Tune in next time part 136                             Click Here for Earlier Installments

I wandered the avenues and byways of Pittsburghistan as darkness gathered, too many things on my mind. Soon I was talking to myself. “Gonna be a little cumbersome for you to sort all this out, when you don’t even have a roof over your head. Better off drunk and incoherent in some back alley, not trying to solve so many mysteries at once.”

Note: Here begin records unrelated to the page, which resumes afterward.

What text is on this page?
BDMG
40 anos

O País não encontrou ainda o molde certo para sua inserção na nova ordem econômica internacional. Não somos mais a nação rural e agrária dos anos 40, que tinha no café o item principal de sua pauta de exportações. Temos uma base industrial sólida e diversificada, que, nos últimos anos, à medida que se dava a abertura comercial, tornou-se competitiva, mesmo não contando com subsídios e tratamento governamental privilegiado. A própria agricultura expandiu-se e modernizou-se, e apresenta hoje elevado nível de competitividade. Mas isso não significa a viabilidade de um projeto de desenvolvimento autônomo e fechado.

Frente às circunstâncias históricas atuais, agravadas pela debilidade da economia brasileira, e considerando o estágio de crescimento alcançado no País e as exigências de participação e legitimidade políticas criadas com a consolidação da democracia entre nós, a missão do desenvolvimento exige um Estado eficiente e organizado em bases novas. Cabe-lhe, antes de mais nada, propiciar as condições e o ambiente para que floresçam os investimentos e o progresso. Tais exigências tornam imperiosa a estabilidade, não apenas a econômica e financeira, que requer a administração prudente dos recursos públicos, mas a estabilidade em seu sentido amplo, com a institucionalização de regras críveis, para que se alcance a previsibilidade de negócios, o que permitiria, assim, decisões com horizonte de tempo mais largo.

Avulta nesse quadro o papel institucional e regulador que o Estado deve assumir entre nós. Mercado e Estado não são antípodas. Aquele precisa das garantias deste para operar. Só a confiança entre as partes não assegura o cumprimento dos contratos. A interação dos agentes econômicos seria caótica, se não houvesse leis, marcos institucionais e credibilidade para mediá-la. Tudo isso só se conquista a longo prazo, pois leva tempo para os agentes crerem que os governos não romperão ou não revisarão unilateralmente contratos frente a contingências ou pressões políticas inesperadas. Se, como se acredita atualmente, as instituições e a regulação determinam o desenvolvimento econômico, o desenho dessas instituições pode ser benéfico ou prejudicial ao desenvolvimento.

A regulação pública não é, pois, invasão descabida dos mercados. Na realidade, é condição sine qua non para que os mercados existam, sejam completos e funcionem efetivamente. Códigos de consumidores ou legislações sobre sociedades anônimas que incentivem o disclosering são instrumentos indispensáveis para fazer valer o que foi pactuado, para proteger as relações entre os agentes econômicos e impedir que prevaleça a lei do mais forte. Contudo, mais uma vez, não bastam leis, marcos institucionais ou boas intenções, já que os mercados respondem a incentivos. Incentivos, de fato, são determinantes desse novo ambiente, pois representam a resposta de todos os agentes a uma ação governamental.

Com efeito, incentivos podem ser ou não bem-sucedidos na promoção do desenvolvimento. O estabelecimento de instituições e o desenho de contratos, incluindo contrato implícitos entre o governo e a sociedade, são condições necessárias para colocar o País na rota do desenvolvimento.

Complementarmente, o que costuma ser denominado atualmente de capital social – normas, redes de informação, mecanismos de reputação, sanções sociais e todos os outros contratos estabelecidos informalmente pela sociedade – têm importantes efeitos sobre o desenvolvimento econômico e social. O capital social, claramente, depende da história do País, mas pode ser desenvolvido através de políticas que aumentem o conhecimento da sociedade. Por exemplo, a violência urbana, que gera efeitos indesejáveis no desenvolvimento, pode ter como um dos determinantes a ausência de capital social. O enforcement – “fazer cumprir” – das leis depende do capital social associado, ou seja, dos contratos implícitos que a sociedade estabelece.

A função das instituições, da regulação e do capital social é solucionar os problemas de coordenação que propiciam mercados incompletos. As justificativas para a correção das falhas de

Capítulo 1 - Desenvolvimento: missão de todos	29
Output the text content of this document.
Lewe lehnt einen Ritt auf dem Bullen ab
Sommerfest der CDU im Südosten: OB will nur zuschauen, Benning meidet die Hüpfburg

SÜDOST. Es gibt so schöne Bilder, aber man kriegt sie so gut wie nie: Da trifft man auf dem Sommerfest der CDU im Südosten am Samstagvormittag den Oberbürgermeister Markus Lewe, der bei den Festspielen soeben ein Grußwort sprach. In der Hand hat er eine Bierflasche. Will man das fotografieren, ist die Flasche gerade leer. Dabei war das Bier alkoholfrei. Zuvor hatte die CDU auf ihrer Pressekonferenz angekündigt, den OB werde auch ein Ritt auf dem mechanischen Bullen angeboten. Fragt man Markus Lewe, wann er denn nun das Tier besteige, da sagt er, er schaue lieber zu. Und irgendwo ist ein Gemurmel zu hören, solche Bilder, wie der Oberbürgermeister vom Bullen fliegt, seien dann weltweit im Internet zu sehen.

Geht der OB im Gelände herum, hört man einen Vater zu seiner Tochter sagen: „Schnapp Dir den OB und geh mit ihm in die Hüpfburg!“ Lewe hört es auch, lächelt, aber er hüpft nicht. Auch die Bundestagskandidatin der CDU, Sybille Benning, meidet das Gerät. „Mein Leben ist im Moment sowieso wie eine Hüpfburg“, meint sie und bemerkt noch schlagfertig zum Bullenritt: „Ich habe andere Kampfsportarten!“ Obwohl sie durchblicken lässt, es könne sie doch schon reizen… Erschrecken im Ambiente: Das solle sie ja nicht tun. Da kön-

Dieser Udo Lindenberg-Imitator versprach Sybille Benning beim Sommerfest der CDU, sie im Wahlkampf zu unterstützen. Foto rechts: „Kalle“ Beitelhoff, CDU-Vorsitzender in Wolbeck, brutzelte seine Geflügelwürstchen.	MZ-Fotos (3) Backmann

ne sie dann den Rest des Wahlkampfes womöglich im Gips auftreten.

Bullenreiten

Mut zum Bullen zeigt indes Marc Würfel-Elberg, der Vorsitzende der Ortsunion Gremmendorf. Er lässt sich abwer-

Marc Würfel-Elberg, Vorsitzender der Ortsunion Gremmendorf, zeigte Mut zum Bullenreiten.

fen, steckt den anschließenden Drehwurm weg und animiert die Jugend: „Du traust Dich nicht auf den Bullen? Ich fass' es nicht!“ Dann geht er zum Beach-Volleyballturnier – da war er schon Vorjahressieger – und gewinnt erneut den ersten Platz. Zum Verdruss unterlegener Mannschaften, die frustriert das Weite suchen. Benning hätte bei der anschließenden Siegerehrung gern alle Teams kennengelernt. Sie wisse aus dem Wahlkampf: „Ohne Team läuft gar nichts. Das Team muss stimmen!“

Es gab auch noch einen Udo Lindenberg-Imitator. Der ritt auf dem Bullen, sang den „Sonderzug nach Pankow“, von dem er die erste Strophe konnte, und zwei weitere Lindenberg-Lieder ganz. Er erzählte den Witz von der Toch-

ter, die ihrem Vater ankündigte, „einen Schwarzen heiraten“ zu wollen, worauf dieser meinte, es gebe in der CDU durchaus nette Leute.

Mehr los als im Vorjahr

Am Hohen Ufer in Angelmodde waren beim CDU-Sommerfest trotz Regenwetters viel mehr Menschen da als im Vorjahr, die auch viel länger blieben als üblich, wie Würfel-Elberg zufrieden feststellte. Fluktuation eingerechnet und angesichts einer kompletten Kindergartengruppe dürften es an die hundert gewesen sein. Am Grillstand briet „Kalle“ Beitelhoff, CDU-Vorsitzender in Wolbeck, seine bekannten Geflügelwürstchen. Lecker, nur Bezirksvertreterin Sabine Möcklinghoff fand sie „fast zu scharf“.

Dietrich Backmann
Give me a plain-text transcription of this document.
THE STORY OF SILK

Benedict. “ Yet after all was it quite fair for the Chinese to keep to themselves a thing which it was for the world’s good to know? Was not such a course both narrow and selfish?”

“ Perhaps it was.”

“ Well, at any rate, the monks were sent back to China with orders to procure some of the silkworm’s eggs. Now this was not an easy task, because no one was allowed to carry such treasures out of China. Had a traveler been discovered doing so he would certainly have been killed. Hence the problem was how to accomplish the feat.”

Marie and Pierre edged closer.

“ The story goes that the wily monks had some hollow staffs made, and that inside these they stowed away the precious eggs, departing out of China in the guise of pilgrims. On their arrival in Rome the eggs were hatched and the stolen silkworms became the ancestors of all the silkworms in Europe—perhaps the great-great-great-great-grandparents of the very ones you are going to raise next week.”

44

“There’s a nice alley right over there,” said a voice beside me. I jumped, literally bounded up into the air in surprise, and the dapper gentleman laughed. He inserted a wire into the battery on his belt and said, “What’s nice about the alley is it has a liquor store right at the end of it. Are you okay?”

“I was somewhat stunned.” More than that I was embarrassed to have had an audience for my solo conversation, but the stranger didn’t seem to be holding it against me.

“I’m a good listener,” he offered. “If you’ll buy me a bottle of rum you can tell me anything you like, and I won’t tell a soul.” He smiled ruefully. “Won’t remember any of it, so I couldn’t tell anybody if I wanted to.”

I self-consciously scratched my chest, the tattoo’s message squirming beneath the dense layer of curly hair under my shirt. Had this friendly man been sent by the White Faces? Their agents didn’t usually talk, but special assignments sometimes required them to. They called it “walking against the wind.”

The man smoothed the battery wire, which went up along his shirt and entered the side of his neck. Perhaps the mime cartel had built androids to bear the burden of speech.

Hoping I was just being paranoid, I said, “Not tonight. You’ll have to get someone else to supply you.” The man no longer wore a warm smile. It was replaced by a disappointedly vexed expression, like busted birthday balloons.